Les entreprises françaises agissant dans un cadre mondial font, de plus en plus régulièrement, face à des demandes de transmission de documents internes par des autorités étrangères dans le cadre d’enquêtes ou procédures juridiciaires internationales. Pour protéger la fuite d’informations sensibles, la loi de blocage de 1968 a réformée il y a deux ans. Quelles leçons en tirer ?

Entretien croisé entre Margot Sève, european counsel, cabinet Skadden Arps, et Cécile di Meglio, responsable contentieux et enquêtes, Société Générale

 

La loi de blocage a été réformée au premier trimestre 2022. Quel nouveau cadre procédural prévoit aujourd’hui le texte ?
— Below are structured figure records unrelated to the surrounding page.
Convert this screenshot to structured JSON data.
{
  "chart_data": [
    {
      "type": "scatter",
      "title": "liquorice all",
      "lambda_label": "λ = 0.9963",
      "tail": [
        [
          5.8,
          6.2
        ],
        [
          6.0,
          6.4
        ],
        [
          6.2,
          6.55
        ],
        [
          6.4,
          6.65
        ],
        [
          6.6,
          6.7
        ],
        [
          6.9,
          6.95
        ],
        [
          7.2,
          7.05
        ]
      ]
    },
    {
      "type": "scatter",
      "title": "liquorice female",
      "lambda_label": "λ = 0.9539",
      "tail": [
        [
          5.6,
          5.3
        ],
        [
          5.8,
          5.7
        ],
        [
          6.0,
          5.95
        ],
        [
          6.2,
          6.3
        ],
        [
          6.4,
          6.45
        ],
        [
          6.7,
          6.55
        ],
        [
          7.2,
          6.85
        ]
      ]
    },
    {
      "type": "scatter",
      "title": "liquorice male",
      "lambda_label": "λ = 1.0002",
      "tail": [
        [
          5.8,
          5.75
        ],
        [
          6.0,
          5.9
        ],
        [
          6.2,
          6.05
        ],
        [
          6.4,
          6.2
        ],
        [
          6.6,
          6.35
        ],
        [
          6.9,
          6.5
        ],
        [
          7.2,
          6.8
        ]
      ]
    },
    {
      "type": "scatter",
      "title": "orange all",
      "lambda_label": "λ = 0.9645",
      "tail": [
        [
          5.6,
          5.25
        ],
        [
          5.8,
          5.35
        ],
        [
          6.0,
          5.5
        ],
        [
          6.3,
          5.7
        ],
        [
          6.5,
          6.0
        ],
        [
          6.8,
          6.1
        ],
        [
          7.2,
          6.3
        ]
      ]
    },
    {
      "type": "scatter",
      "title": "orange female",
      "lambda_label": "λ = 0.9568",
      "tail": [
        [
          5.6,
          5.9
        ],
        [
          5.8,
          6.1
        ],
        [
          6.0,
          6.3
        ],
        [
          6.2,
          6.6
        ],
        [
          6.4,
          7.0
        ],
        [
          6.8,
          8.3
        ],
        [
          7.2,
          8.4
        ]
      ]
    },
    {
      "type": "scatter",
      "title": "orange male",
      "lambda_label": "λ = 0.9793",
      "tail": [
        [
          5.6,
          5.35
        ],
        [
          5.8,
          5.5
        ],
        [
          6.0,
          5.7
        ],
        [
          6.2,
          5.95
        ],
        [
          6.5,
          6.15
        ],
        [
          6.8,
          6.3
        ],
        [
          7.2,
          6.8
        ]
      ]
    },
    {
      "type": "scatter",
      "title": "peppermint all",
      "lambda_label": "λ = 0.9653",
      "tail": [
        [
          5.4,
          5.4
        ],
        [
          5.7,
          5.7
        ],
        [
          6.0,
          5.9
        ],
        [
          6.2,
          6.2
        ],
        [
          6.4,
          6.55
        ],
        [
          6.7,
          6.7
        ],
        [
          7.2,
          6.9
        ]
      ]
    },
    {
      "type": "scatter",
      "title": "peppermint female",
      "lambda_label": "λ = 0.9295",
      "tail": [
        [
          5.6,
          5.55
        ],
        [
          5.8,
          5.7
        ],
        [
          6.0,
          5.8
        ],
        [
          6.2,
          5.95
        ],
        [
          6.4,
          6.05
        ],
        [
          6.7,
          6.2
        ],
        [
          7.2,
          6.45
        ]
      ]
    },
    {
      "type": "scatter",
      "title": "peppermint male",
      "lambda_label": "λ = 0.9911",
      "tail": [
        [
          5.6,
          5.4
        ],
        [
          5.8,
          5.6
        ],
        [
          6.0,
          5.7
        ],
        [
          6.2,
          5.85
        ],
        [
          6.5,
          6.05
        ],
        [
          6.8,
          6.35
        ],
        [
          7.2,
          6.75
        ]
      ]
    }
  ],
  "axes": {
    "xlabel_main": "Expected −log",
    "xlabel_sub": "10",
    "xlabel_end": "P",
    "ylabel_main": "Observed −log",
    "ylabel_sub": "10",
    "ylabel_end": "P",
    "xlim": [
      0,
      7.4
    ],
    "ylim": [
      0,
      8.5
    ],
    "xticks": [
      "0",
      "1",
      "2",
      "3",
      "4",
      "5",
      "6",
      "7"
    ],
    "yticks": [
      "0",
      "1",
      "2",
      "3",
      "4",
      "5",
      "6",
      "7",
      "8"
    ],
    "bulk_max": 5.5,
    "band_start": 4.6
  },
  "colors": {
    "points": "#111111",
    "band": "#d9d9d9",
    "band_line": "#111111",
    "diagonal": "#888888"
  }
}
Margot Sève : La loi de blocage formule deux interdictions aux entreprises françaises. D’abord celle de partager avec les autorités étrangères des informations sensibles pour la souveraineté de notre pays. Je pense par exemple à des plans d’une centrale nucléaire, information d’intérêt stratégique n’ayant pas vocation à être diffusée à des tiers. En dehors de cette hypothèse d’information sensible souveraine, la seconde interdiction prévoit que si l’entreprise se voit demander de livrer des informations à une autorité étrangère, elle doit le faire par le biais de traités existants. De nombreux traités ont en effet été signés avec des pays étrangers, visant à réglementer le partage de preuves dans le cadre de procédures internationales. Les entreprises qui reçoivent une demande d’information étrangère ont l’obligation de prévenir les autorités françaises. Et elles doivent désormais passer par un service interministériel, le SISSE (Service de l’information stratégique et de la sécurité économiques). Celui-ci a été désigné par la réforme de 2022 comme chargé d’aiguiller les entreprises sur la procédure à suivre pour transmettre des informations et, le cas échéant, pour les aider à répondre à une demande étrangère. Par exemple s’il s’agit d’une requête émanant de la SEC américaine, le SISSE indiquera que l’AMF est l’interlocuteur pertinent pour transmettre les informations demandées. Le SISSE (et parfois l’autorité française également) vérifiera bien entendu si le contenu des données à transmettre ne correspond pas à des informations sensibles souveraines.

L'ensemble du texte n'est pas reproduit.